Consumption in Phoenix Palladium impacted by two key stores undergoing renovation. Overall, this negatively impacted reported growth for Phoenix Palladium by approximately 8%, like-to-like consumption growth by 3% and overall consumption growth by approximately 2%.
Total Office Income in Q3 FY23 stood at Rs 42.4 crore (up 16% YoY) while the segment's total EBITDA stood at Rs 22.5 crore (up 18% YoY).
The company said that it has achieved gross leasing of approximately 3.95 lakh sq ft during YTD January 2023, of which approximately 2.45 lakh sf is new leasing and approximately 1.5 lakh sf is renewal leasing.
In its residential portfolio, the Sales trajectory has seen good improvement backed by strong demand and faster conversions.
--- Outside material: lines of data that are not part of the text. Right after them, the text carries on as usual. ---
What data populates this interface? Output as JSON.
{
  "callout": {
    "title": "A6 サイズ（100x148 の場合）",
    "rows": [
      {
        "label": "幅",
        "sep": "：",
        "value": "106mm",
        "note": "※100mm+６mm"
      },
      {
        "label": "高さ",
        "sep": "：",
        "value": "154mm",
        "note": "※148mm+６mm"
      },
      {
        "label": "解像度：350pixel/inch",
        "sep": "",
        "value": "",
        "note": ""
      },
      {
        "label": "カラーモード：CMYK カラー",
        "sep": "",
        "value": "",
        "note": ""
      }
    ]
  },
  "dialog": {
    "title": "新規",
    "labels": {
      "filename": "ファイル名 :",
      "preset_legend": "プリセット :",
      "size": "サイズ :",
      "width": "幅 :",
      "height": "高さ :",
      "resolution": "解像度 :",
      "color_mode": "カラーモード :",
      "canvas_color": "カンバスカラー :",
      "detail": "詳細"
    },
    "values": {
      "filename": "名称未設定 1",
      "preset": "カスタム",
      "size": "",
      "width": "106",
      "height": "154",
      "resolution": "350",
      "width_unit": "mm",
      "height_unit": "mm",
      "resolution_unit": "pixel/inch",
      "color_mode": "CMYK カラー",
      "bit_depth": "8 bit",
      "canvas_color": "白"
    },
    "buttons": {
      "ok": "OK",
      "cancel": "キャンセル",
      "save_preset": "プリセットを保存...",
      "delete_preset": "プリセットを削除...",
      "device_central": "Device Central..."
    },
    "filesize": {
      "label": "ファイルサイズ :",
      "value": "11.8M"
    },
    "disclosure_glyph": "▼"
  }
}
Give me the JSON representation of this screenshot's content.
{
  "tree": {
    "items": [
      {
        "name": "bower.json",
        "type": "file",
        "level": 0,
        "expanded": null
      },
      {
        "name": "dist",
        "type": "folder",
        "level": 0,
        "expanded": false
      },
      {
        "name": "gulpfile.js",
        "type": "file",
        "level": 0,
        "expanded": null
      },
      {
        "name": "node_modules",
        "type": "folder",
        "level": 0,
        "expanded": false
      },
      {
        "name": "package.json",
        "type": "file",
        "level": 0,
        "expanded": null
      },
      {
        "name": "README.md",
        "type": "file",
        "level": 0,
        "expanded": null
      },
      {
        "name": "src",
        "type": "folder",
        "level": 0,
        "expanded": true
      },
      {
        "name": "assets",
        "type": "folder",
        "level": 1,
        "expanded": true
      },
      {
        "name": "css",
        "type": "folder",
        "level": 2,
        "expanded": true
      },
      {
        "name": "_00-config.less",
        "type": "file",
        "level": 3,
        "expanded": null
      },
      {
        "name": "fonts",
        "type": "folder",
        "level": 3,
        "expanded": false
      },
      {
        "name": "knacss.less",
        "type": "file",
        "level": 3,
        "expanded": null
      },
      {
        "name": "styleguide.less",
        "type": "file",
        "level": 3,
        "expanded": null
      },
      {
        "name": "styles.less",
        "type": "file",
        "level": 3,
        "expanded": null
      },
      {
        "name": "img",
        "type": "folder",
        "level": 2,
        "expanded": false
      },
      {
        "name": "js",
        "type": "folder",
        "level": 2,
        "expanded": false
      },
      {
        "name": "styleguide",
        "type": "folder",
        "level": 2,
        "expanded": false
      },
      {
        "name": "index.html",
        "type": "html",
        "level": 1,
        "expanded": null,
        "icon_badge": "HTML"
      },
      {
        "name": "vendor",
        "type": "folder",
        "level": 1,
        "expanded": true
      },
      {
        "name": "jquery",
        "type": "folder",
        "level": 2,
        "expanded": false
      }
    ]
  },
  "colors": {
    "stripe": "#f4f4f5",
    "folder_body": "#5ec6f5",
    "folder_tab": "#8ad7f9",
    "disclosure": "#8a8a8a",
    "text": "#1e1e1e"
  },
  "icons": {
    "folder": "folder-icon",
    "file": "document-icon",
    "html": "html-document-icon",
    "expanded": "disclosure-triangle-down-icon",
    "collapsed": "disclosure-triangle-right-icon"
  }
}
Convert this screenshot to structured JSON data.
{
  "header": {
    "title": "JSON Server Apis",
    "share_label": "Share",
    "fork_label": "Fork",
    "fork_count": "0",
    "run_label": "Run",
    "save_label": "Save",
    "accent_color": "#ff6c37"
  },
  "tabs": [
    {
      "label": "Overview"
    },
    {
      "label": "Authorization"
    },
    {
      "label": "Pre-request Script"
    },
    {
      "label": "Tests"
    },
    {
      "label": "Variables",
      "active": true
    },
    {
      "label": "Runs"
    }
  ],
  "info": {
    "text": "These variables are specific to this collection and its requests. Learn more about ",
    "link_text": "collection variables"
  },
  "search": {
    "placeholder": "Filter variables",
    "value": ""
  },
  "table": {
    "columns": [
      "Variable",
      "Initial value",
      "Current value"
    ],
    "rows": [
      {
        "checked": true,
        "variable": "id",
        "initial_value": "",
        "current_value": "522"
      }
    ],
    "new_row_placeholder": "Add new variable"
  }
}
Strong sales momentum continued, with gross residential sales of approximately Rs 299 crore and collections of approximately Rs 295 crore in YTD January 2023.
The Phoenix Mills is India's largest retail led mixed-use developer. Its operations span across most aspects of real estate development; planning, execution, marketing, management, maintenance & sales. The group has real estate assets in Mumbai, Bengaluru, Chennai, Pune, Raipur, Agra, Indore, Lucknow, Bareilly & Ahmedabad.
The scrip tumbled 4.25% to currently trade at Rs 1379.35 on the BSE.